Yahoo fined $35 million amid failure to disclose data breach

Yahoo has been slapped with $35 million worth of fine for failing to disclose a 2014 data breach, wherein hackers stole information on over 500 million accounts. The US Securities and Exchange Commission (SEC) announced that Altaba, which contains Yahoo’s remains, agreed to pay the fine to settle charges that it misled investors by not informing them of the hack until September 2016, despite knowing of it as early as December 2014.

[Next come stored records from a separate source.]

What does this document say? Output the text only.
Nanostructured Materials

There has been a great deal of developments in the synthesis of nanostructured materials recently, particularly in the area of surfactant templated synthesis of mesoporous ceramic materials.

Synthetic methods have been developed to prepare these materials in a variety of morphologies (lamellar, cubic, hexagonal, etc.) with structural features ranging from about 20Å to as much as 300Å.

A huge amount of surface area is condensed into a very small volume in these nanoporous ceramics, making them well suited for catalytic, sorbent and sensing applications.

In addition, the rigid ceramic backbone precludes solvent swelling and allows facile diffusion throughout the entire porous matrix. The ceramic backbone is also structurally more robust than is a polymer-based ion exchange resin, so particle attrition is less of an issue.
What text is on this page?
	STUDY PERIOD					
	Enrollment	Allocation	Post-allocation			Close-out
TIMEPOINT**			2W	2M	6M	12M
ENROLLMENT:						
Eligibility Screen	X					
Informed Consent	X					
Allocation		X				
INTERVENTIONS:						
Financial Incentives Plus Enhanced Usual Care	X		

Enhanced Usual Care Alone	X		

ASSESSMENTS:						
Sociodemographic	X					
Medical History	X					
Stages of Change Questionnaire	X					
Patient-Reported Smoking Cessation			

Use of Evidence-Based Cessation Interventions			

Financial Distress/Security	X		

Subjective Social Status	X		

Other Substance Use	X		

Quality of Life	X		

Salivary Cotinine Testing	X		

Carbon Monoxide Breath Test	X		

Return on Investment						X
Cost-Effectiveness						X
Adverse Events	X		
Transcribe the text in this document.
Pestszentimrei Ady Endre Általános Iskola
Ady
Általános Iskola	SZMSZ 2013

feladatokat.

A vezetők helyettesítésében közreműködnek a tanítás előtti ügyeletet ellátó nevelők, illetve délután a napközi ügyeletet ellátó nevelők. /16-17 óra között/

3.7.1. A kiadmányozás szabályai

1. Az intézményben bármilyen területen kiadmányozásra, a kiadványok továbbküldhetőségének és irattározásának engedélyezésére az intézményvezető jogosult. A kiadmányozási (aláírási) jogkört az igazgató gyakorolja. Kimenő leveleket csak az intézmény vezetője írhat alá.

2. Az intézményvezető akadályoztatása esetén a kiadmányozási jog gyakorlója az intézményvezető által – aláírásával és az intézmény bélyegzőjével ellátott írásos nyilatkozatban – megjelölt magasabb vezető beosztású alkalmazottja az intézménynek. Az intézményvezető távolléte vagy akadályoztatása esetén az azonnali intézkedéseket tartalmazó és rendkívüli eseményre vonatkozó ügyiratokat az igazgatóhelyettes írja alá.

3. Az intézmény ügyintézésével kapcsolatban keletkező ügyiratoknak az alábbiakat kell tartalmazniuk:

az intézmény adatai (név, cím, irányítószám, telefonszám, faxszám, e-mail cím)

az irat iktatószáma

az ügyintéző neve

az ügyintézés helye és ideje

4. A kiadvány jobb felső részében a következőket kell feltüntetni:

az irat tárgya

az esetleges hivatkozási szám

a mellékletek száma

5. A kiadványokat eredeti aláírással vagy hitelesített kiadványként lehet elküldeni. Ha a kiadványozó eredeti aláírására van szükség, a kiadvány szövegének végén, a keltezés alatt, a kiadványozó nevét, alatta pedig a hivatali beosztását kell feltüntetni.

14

The SEC goes on to admonish Yahoo for its failure to disclose the breach to investors, saying that the agency wouldn’t “second-guess good faith exercises of judgment” but that Yahoo’s decisions were “so lacking” that a fine was necessary.

Google’s virtual reality expertise to help preserve endangered historical sites

Tech giant Google has partnered with 3D laser scanning non-profit CyArk to help preserve historical sites around the world that are at risk of irreparable damage or total erasure due to human conflict and natural disasters.

The joint effort by the two entities, called the Open Heritage project, will use CyArk’s laser-scanning technology to capture all the relevant data at a historical site needed to re-create it virtually, so it can be preserved and explored online either on a computer, through a mobile device, or while wearing a virtual reality headset.